Add two new interfaces that should be used for all new code throughout
the ORTE and OMPI layers (we already make the search-and-replace on
the existing ORTE / OMPI layers):

 * orte_output(): (and corresponding friends ORTE_OUTPUT,
   orte_output_verbose, etc.)  This function sends the output directly
   to the HNP for processing as part of a job-specific output
   channel.  It supports all the same outputs as opal_output()
   (syslog, file, stdout, stderr), but for stdout/stderr, the output
   is sent to the HNP for processing and output.  More on this below.
 * orte_show_help(): This function is a drop-in-replacement for
   opal_show_help(), with two differences in functionality:
   1. the rendered text help message output is sent to the HNP for
      display (rather than outputting directly into the process' stderr
      stream)
   1. the HNP detects duplicate help messages and does not display them
      (so that you don't see the same error message N times, once from
      each of your N MPI processes); instead, it counts "new" instances
      of the help message and displays a message every ~5 seconds when
      there are new ones ("I got X new copies of the help message...")

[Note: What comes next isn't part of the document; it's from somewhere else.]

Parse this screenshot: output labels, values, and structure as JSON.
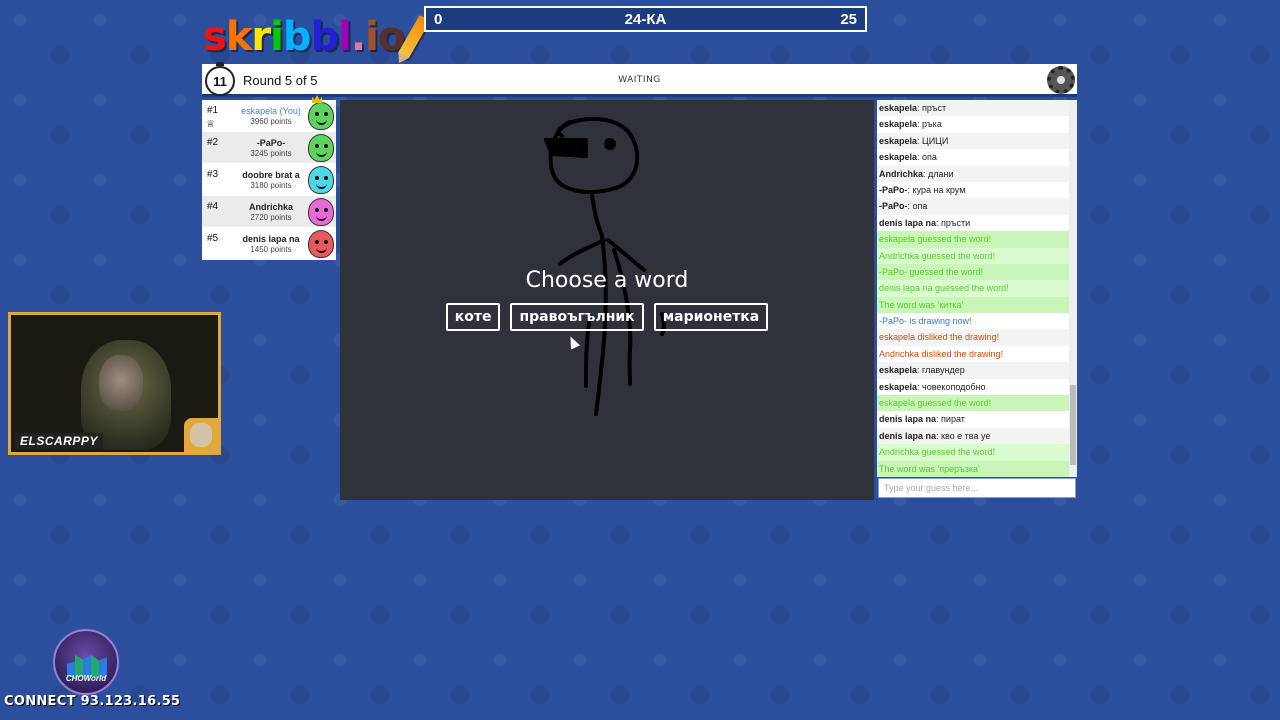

opal_show_help and opal_output still exist, but they only output in
the current process.  The intent for the new orte_* functions is that
they can apply job-level intelligence to the output.  As such, we
recommend that all new ORTE and OMPI code use the new orte_*
functions, not thei opal_* functions.

=== New code ===

For ORTE and OMPI programmers, here's what you need to do differently
in new code:

 * Do not include opal/util/show_help.h or opal/util/output.h.
   Instead, include orte/util/output.h (this one header file has
   declarations for both the orte_output() series of functions and
   orte_show_help()).
 * Effectively s/opal_output/orte_output/gi throughout your code.
   Note that orte_output_open() takes a slightly different argument
   list (as a way to pass data to the filtering stream -- see below),
   so you if explicitly call opal_output_open(), you'll need to
   slightly adapt to the new signature of orte_output_open().
 * Literally s/opal_show_help/orte_show_help/.  The function signature
   is identical.

=== Notes ===

 * orte_output'ing to stream 0 will do similar to what
   opal_output'ing did, so leaving a hard-coded "0" as the first
   argument is safe.
 * For systems that do not use ORTE's RML or the HNP, the effect of
   orte_output_* and orte_show_help will be identical to their opal
   counterparts (the additional information passed to
   orte_output_open() will be lost!).  Indeed, the orte_* functions
   simply become trivial wrappers to their opal_* counterparts.  Note
   that we have not tested this; the code is simple but it is quite
   possible that we mucked something up.

= Filter Framework =

Messages sent view the new orte_* functions described above and
messages output via the IOF on the HNP will now optionally be passed
through a new "filter" framework before being output to
stdout/stderr.  The "filter" OPAL MCA framework is intended to allow
preprocessing to messages before they are sent to their final
destinations.  The first component that was written in the filter
framework was to create an XML stream, segregating all the messages
into different XML tags, etc.  This will allow 3rd party tools to read
the stdout/stderr from the HNP and be able to know exactly what each
text message is (e.g., a help message, another OMPI infrastructure
message, stdout from the user process, stderr from the user process,
etc.).

Filtering is not active by default.  Filter components must be
specifically requested, such as:

{{{
$ mpirun --mca filter xml ...
}}}

There can only be one filter component active.

= New MCA Parameters =

The new functionality described above introduces two new MCA
parameters:

 * '''orte_base_help_aggregate''': Defaults to 1 (true), meaning that
   help messages will be aggregated, as described above.  If set to 0,
   all help messages will be displayed, even if they are duplicates
   (i.e., the original behavior).
 * '''orte_base_show_output_recursions''': An MCA parameter to help
   debug one of the known issues, described below.  It is likely that
   this MCA parameter will disappear before v1.3 final.

= Known Issues =

 * The XML filter component is not complete.  The current output from
   this component is preliminary and not real XML.  A bit more work
   needs to be done to configure.m4 search for an appropriate XML
   library/link it in/use it at run time.
 * There are possible recursion loops in the orte_output() and
   orte_show_help() functions -- e.g., if RML send calls orte_output()
   or orte_show_help().  We have some ideas how to fix these, but
   figured that it was ok to commit before feature freeze with known
   issues.  The code currently contains sub-optimal workarounds so
   that this will not be a problem, but it would be good to actually
   solve the problem rather than have hackish workarounds before v1.3 final.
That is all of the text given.